Bletchley Park was the home of the top-secret code breakers of World War Two, whose work had a profound impact on the war; it has been claimed that their success in intercepting enemy signals and breaking codes shortened the war by two years. For years, very few people knew about their work, most famously centred on German Enigma cipher machines, but information started to become more available in the 1970s. Bletchley Park was in a poor state when taken over by Milton Keynes Borough Council in 1992. A trust was set up to conserve the site and turn it into a museum and it opened its doors to the public in 1993. A massive restoration project took place and BP is now a major tourist attraction.
Bletchley Park also includes the National Museum of Computing and has featured in several films and TV productions.
Spy, fighter pilot - but mainly author - Roald Dahl lived in the village of Great Missenden for 36 years and wrote his famous children's' stories there, in a hut in his garden. Situated in an old coaching inn, the Roald Dahl Museum and Story Centre holds the Roald Dahl archive, tells Roald Dahl's story (and the stories behind the stories) and includes his writing hut, lovingly relocated to the museum.
IWM Duxford is a historic RAF airfield also used by the United States Army Air Forces during the Second World War.

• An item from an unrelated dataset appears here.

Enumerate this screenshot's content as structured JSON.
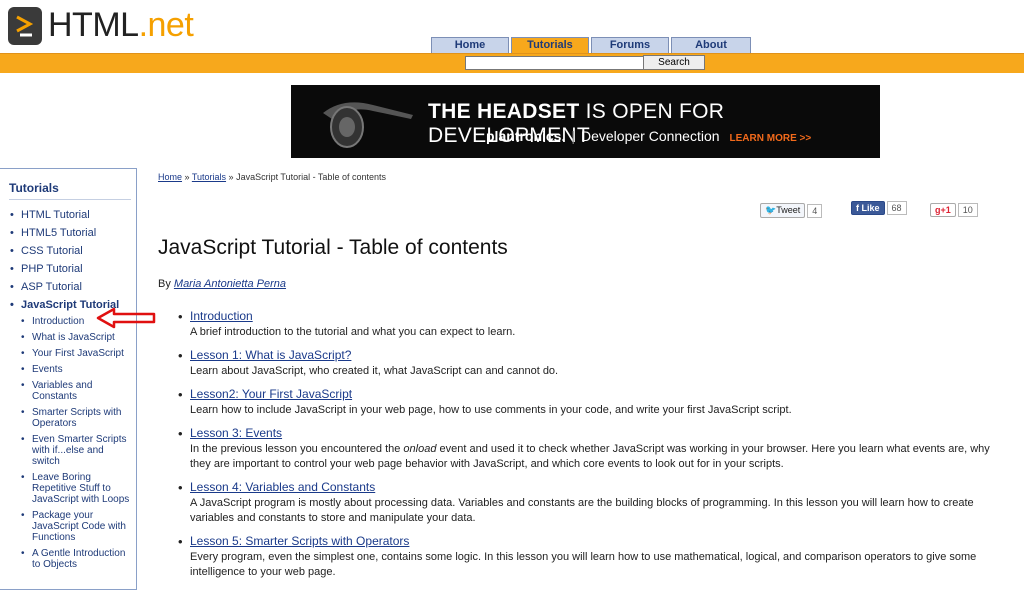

It houses the Imperial War Museum's huge collection of historic aircraft and other large vehicles like tanks. Permanent exhibitions include the American Air Museum, Battle of Britain, Land Warfare and Historic Duxford (many of the buildings are original). You can get up close and personal with some of the most famous aircraft ever, including the Spitfire, Lancaster, Concorde and Vulcan. It's probably the best aviation collection and museum in the country, and enormous, so allow enough time. Air Shows are a regular feature and Duxford is also home to the Airborne Assault and Royal Anglian Museums.
The Fitzwilliam Museum is the art and antiquities museum of the University of Cambridge. It was founded in 1816 with the legacy of the library and art collection of Richard FitzWilliam, 7th Viscount FitzWilliam. Its collections include antiquities from ancient Egypt, Greece and Rome; medieval and renaissance art; English and European pottery and glass, furniture, clocks, fans, armour; Chinese, Japanese and Korean art; coins and medals; literary and music manuscripts and rare printed books; paintings, including works by Titian, Rubens, Van Dyck, Canaletto, Hogarth, Gainsborough, Constable, Monet, Degas, Renoir, Cézanne and Picasso. The building itself is stunning too!